Ann Poore grew up an army brat — her late father, she jokes, would have emphasized the latter part — who spent her formative years in northern California in the late ‘60s. She came to Salt Lake City to finish college, which she did at the age of20, and stuck around for a long and fruitful career in journalism — first at The Salt Lake Tribune, then Salt Lake City Weekly, and for the past eight years at 15 Bytes.
She is being honored this year for her illustrious writing career with a Salt Lake City Mayor’s Award in the Literary Arts, to be presented during the Utah Arts Festival. In addition to her work with the pen (as well as typewriter and keyboard), she has been a passionate patron and friend to artists — always eager to make them better known to an unsuspecting public — and even a curator: she put together a retrospective of work by George Dibble, called In Memoriam, that hung at BYU and the U, and her 1996 exhibit The Reality of Abstraction: Painting in Utah 1946-1996, toured for two years and opened up Utah’s eyes to the rich tradition of abstract art in the state.
Rebecca Pyle, artist, friend and writer, decided to turn the tables on the veteran interviewer, and during a virtual conversation that lasted the better part of a day, talked with Ann about everything from scallops to Macbeth, and, of course, art.
Q. To warm things up, I thought I would start with an Elf question (I once cried all the way through, in a large movie theater, the movie Elf): What’s your favorite color?
A. I watched Elf, too, but I didn’t cry through it. Don’t know why. Maybe it was a different Elf. I like blue. Denim blue. Faded.
Q. Has it always been your favorite color?
A. Blue? Always, in some shade or another. I once briefly favored purple and orange as a combination. I even ordered a large ceramic chess set made in those colors. Don’t know what happened to it.
Q. When this color or colors appear in dance, on theater stages, or in paintings — what does it usually signify, in your mind?
A. The sky; the Virgin Mary; Alice in Wonderland; the Earth from space; a fine pair of paintings by Carolyn Coalson; Blue Nun— that’s a Lee Deffebach tin can sculpture I have.
Q. In others’minds?
A. Maria Popova, an amazing mind who puts together a weekly thought piece called Brain Pickings – it’s free (donations welcome) and comes out online on Sundays – did a special piece a couple of weeks ago on “Two Hundred Years of Blue” in literature: Goethe, Thoreau, Virginia Woolf, Toni Morrison, others. She called blue a “more-than-color.” I like that.

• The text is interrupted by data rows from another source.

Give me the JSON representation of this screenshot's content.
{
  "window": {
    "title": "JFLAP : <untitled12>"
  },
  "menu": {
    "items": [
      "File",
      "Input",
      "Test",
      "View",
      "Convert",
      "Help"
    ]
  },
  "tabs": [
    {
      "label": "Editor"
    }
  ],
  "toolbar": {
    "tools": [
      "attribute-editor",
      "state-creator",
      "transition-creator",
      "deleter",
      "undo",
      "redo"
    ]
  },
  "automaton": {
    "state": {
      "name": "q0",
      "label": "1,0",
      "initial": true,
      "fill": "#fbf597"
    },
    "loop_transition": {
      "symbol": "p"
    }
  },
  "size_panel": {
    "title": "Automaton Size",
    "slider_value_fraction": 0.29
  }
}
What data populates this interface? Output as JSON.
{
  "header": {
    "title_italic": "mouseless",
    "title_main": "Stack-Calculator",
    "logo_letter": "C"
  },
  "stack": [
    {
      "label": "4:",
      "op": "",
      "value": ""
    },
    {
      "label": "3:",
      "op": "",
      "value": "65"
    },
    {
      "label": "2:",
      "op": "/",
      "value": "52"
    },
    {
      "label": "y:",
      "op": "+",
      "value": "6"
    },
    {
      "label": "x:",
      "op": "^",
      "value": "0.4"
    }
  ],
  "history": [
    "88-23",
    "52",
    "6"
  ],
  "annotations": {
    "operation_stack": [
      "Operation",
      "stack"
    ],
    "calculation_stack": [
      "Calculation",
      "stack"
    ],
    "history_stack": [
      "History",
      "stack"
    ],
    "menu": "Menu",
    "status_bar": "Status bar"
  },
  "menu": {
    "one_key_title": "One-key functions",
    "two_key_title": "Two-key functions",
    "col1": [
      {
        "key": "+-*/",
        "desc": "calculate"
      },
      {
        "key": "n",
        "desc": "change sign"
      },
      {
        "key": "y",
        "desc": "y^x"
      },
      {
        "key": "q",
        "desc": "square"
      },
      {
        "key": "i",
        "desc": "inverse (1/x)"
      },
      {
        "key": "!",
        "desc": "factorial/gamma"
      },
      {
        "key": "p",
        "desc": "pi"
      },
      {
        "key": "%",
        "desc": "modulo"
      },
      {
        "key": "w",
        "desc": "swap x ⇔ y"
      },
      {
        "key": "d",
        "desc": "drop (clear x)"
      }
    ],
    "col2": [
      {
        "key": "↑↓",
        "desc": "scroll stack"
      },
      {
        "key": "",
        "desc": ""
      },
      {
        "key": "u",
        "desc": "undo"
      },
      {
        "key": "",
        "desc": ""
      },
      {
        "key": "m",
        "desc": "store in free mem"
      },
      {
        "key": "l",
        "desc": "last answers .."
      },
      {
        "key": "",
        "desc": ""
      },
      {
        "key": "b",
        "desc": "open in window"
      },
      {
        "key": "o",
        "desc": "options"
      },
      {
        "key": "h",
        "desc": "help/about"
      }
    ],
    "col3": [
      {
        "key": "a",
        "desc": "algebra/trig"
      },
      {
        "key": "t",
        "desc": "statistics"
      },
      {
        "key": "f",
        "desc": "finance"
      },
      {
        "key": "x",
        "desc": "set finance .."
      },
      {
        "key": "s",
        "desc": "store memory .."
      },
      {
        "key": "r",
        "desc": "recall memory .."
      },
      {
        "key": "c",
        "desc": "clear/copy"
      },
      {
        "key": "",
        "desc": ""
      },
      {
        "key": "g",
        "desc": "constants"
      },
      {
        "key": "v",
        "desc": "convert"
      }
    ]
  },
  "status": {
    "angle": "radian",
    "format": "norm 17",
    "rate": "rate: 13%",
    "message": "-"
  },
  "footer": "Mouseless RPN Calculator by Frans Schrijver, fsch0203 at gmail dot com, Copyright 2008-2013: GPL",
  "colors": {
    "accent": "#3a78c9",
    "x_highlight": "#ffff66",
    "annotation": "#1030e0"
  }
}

Q. You’ve told me you love the ocean food scallops. Where have you found the finest plate of scallops? Describe what was around you and this plate of scallops, and whether that influenced your scallops’ experience. On what color plate are scallops, in your opinion, best served, and what is beside them, with them?
A. You are a loon, Rebecca! The finest plate of scallops I recall was at a place in Rhode Island that sat on a pier surrounded by ocean. It was my birthday a few years back and I had been at the Museum of Fine Arts in Boston all day (lucky me!) and we were on the way back to a friend’s studio where I was staying and stopped for a glass of wine and SCALLOPS, the perfect food (or maybe that’s bananas because you don’t have to cook them). They came on a white platter (this is appropriate) with Cole slaw (NOT dressed with mayo, mind you, but with something pungent and vinegary, with celery seed) and probably some sort of potato on the side though I don’t remember. I ordered scallops everywhere we went on that trip. Always excellent, but these were the best. Or at least the most memorable. Not Proustian-memorable, but worth recalling now that you ask. Probably because it was my birthday and I was surrounded by ocean. Atlantic Ocean: all those glassy greens instead of Pacific blues.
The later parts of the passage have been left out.